Sunday, June 20, 2010

Finances

You know what doesn't make sense? The way God provides.

The other day I realized I needed to purchase the front half of the tickets for getting to Cordoba. It's quite a journey when I need to go to Amsterdam first for a conference (though I suppose meeting up with NYC friends and then spending a week with the parents overseas also adds to it). Any way, what I'm trying to say is it isn't cheap.

Well, I've been praying over this transaction for awhile. I've been watching all the airline prices as they steadily drop, so that I can get the best deal. Thankfully with one generous gift from a church family, as well as some reimbursed purchases from the Denver Mission Trip, I thought that the time to buy was soon.

But it was a funny feeling. I just woke up with a compelling need to buy the plane tickets. I can't really explain it, but prayed a bit more and then went to double check that I had the funds for the purchase. If I didn't, then I had planned to take some out from savings for buffer. No big deal, except that it meant I would have to wait a couple more days for the transfer to come through.

Only, what did I find? Another generous gift! It wasn't from family, but it was from "family" if you catch my drift. And here's the kicker: the cost of the plane tickets were completely covered by this deposit!! Can you believe that? I was astounded and extremely grateful.

Because even in the midst of knowing you're supposed to be doing something, it's helpful to be encouraged along the way. Opposition is sure to come (and in some ways, has), but there are just those moments where you know what you're doing is right. Also, hard to explain, but the book of Nehemiah has been my point of reference.
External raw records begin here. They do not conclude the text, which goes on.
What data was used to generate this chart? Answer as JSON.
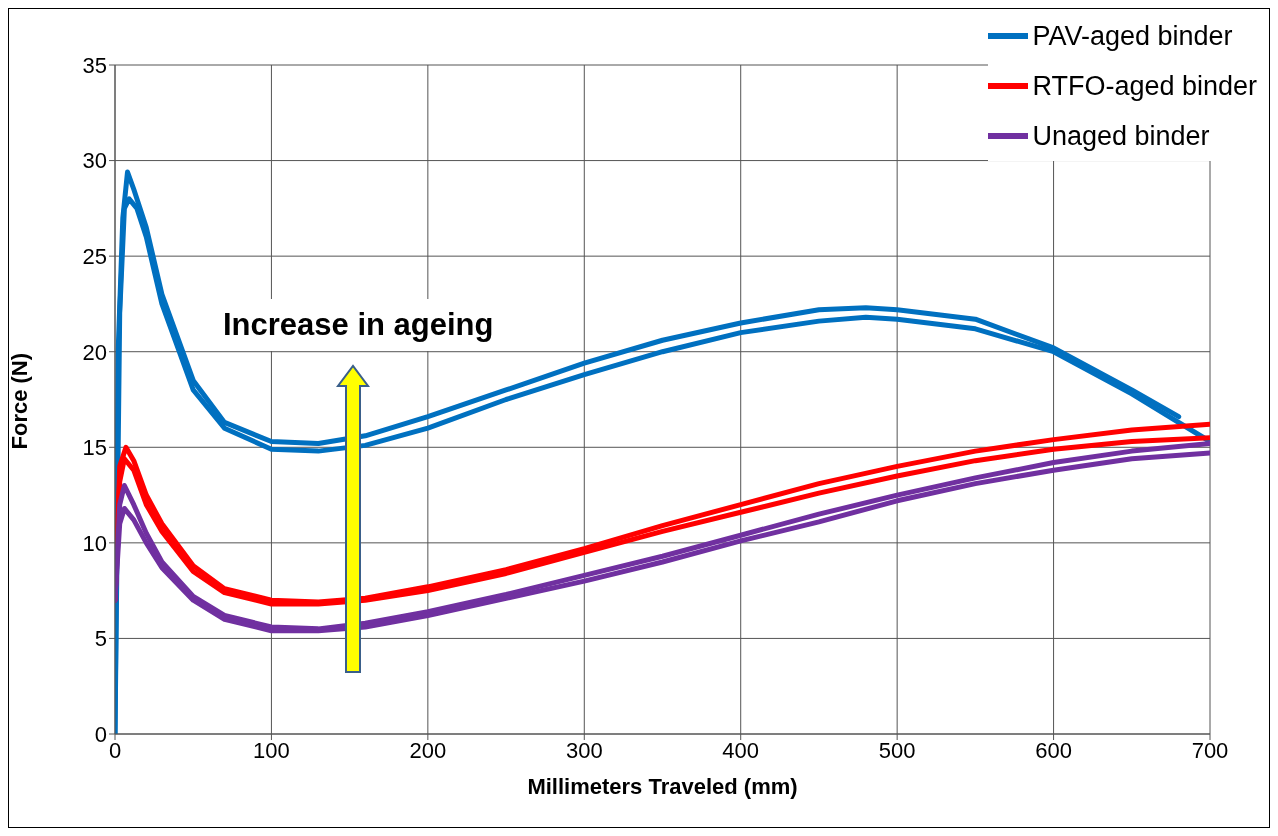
{
  "chart_data": {
    "type": "line",
    "xlabel": "Millimeters Traveled (mm)",
    "ylabel": "Force (N)",
    "xlim": [
      0,
      700
    ],
    "xticks": [
      0,
      100,
      200,
      300,
      400,
      500,
      600,
      700
    ],
    "ylim": [
      0,
      35
    ],
    "yticks": [
      0,
      5,
      10,
      15,
      20,
      25,
      30,
      35
    ],
    "grid": true,
    "legend": "top right",
    "marker": "none",
    "line_style": "solid",
    "annotations": [
      "Increase in ageing"
    ],
    "series": [
      {
        "name": "PAV-aged binder",
        "color": "#0070c0",
        "x": [
          0,
          2,
          5,
          8,
          12,
          20,
          30,
          50,
          70,
          100,
          130,
          160,
          200,
          250,
          300,
          350,
          400,
          450,
          480,
          500,
          550,
          600,
          650,
          680
        ],
        "values": [
          0,
          20,
          27,
          29.4,
          28.5,
          26.5,
          23,
          18.5,
          16.3,
          15.3,
          15.2,
          15.6,
          16.6,
          18,
          19.4,
          20.6,
          21.5,
          22.2,
          22.3,
          22.2,
          21.7,
          20.2,
          18,
          16.6
        ]
      },
      {
        "color": "#0070c0",
        "x": [
          0,
          3,
          6,
          9,
          14,
          20,
          30,
          50,
          70,
          100,
          130,
          160,
          200,
          250,
          300,
          350,
          400,
          450,
          480,
          500,
          550,
          600,
          650,
          700
        ],
        "values": [
          0,
          22,
          27.5,
          28,
          27.5,
          26,
          22.5,
          18,
          16,
          14.9,
          14.8,
          15.1,
          16,
          17.5,
          18.8,
          20,
          21,
          21.6,
          21.8,
          21.7,
          21.2,
          20,
          17.8,
          15.3
        ]
      },
      {
        "name": "RTFO-aged binder",
        "color": "#ff0000",
        "x": [
          0,
          3,
          7,
          12,
          20,
          30,
          50,
          70,
          100,
          130,
          160,
          200,
          250,
          300,
          350,
          400,
          450,
          500,
          550,
          600,
          650,
          700
        ],
        "values": [
          7,
          14,
          15,
          14.3,
          12.5,
          11,
          8.8,
          7.6,
          7,
          6.9,
          7.1,
          7.7,
          8.6,
          9.7,
          10.9,
          12,
          13.1,
          14,
          14.8,
          15.4,
          15.9,
          16.2
        ]
      },
      {
        "color": "#ff0000",
        "x": [
          0,
          3,
          6,
          12,
          20,
          30,
          50,
          70,
          100,
          130,
          160,
          200,
          250,
          300,
          350,
          400,
          450,
          500,
          550,
          600,
          650,
          700
        ],
        "values": [
          7,
          13.2,
          14.4,
          13.8,
          12,
          10.6,
          8.5,
          7.4,
          6.8,
          6.8,
          7,
          7.5,
          8.4,
          9.5,
          10.6,
          11.6,
          12.6,
          13.5,
          14.3,
          14.9,
          15.3,
          15.5
        ]
      },
      {
        "name": "Unaged binder",
        "color": "#7030a0",
        "x": [
          0,
          3,
          6,
          12,
          20,
          30,
          50,
          70,
          100,
          130,
          160,
          200,
          250,
          300,
          350,
          400,
          450,
          500,
          550,
          600,
          650,
          700
        ],
        "values": [
          7,
          12,
          13,
          12,
          10.5,
          9,
          7.2,
          6.2,
          5.6,
          5.5,
          5.8,
          6.4,
          7.3,
          8.3,
          9.3,
          10.4,
          11.5,
          12.5,
          13.4,
          14.2,
          14.8,
          15.2
        ]
      },
      {
        "color": "#7030a0",
        "x": [
          0,
          3,
          6,
          12,
          20,
          30,
          50,
          70,
          100,
          130,
          160,
          200,
          250,
          300,
          350,
          400,
          450,
          500,
          550,
          600,
          650,
          700
        ],
        "values": [
          7,
          11,
          11.8,
          11.2,
          10,
          8.7,
          7,
          6,
          5.4,
          5.4,
          5.6,
          6.2,
          7.1,
          8,
          9,
          10.1,
          11.1,
          12.2,
          13.1,
          13.8,
          14.4,
          14.7
        ]
      }
    ]
  }
}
In another small way, I had been given a cash gift which I used for gas and food with friends since I've gotten here. I just ran out of that cash, only to be given the exact same amount by another family friend.

Now, there's a point at which I wonder if I'm supposed to take this money. I'm always thankful, and I try not to take advantage of the givers, nor do I like spending the money unwisely.. but at some point does it become too much?
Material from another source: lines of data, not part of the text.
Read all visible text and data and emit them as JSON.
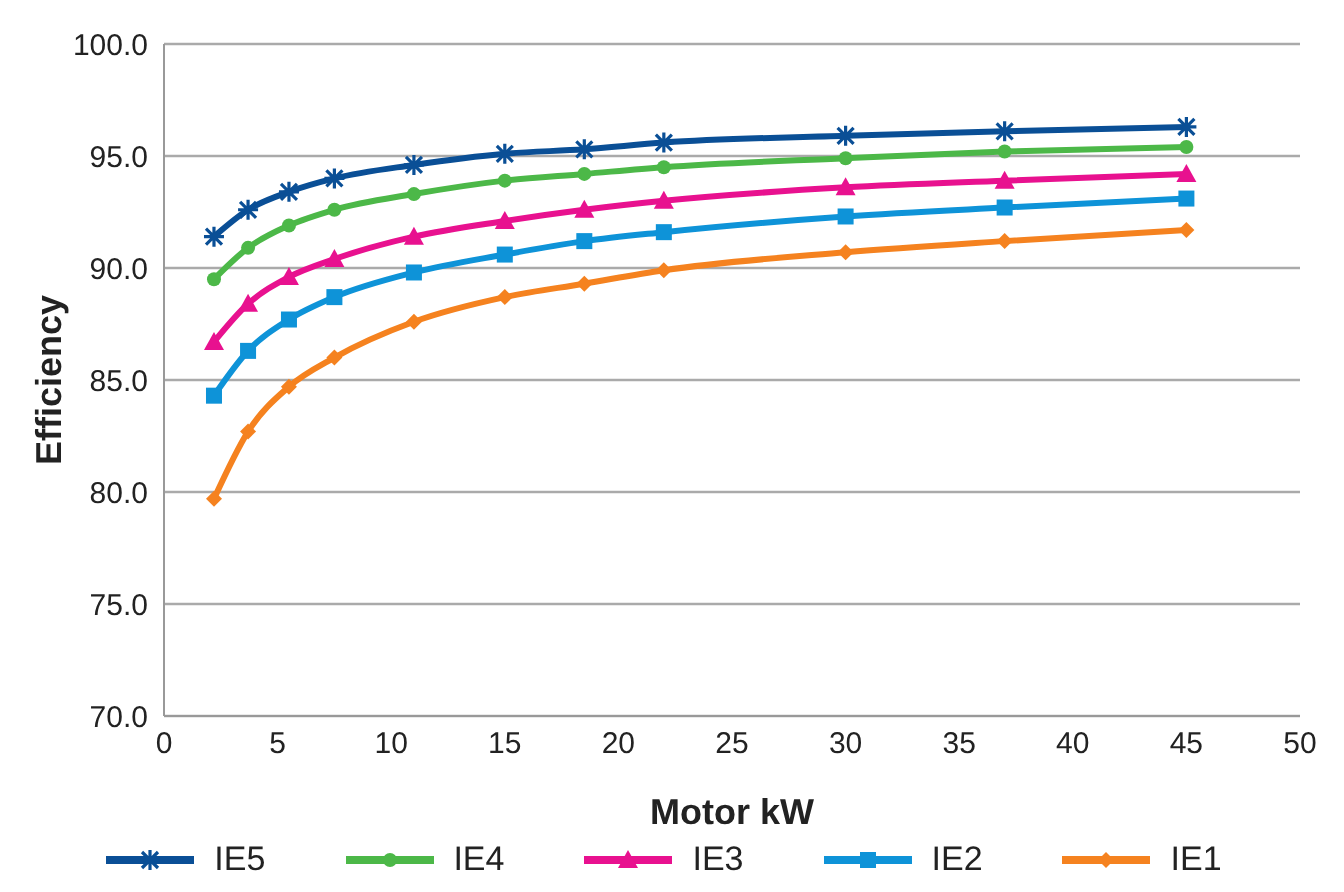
{
  "chart_data": {
    "type": "line",
    "xlabel": "Motor kW",
    "ylabel": "Efficiency",
    "x": [
      2.2,
      3.7,
      5.5,
      7.5,
      11,
      15,
      18.5,
      22,
      30,
      37,
      45
    ],
    "series": [
      {
        "name": "IE5",
        "color": "#0a4f96",
        "marker": "cross",
        "values": [
          91.4,
          92.6,
          93.4,
          94.0,
          94.6,
          95.1,
          95.3,
          95.6,
          95.9,
          96.1,
          96.3
        ]
      },
      {
        "name": "IE4",
        "color": "#4cb848",
        "marker": "circle",
        "values": [
          89.5,
          90.9,
          91.9,
          92.6,
          93.3,
          93.9,
          94.2,
          94.5,
          94.9,
          95.2,
          95.4
        ]
      },
      {
        "name": "IE3",
        "color": "#e8118f",
        "marker": "triangle",
        "values": [
          86.7,
          88.4,
          89.6,
          90.4,
          91.4,
          92.1,
          92.6,
          93.0,
          93.6,
          93.9,
          94.2
        ]
      },
      {
        "name": "IE2",
        "color": "#0e93d8",
        "marker": "square",
        "values": [
          84.3,
          86.3,
          87.7,
          88.7,
          89.8,
          90.6,
          91.2,
          91.6,
          92.3,
          92.7,
          93.1
        ]
      },
      {
        "name": "IE1",
        "color": "#f5821f",
        "marker": "diamond",
        "values": [
          79.7,
          82.7,
          84.7,
          86.0,
          87.6,
          88.7,
          89.3,
          89.9,
          90.7,
          91.2,
          91.7
        ]
      }
    ],
    "xlim": [
      0,
      50
    ],
    "xticks": [
      0,
      5,
      10,
      15,
      20,
      25,
      30,
      35,
      40,
      45,
      50
    ],
    "ylim": [
      70,
      100
    ],
    "yticks": [
      {
        "value": 70,
        "label": "70.0"
      },
      {
        "value": 75,
        "label": "75.0"
      },
      {
        "value": 80,
        "label": "80.0"
      },
      {
        "value": 85,
        "label": "85.0"
      },
      {
        "value": 90,
        "label": "90.0"
      },
      {
        "value": 95,
        "label": "95.0"
      },
      {
        "value": 100,
        "label": "100.0"
      }
    ],
    "grid": "y",
    "legend": "bottom",
    "line_style": "solid"
  }
}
I think of a couple things. Of a Christian woman who felt called to walk across America. She had wanted to raise support for her journey, but the money didn't come. Compelled to go on any way, she promised God that she wouldn't look at her checking account during the entire walk. She would spend the night at churches and have plenty of conversations with folks, asking them to support, but never wanting to know how much she was given. It also wasn't her priority. Her priority for the walk was praying and telling others about Jesus. When her and her mom reviewed the finances for that summer, over $10,000 had gone in and out of the account.

I think also of how much I want to give back. But I don't have anything, other than my time, to give. And I try to make sure my motivation behind volunteer work, or things of that nature are not done for attention, but because I want to remember that God first gave his time and attention and love to me.

I'm hardly perfect with my motivations, but I think God's changing me. I'm looking forward to the times when I will get to support others even more, though I have to realize it probably won't be as much financially. It's encouraging to remember the gift of the widow in Luke 21.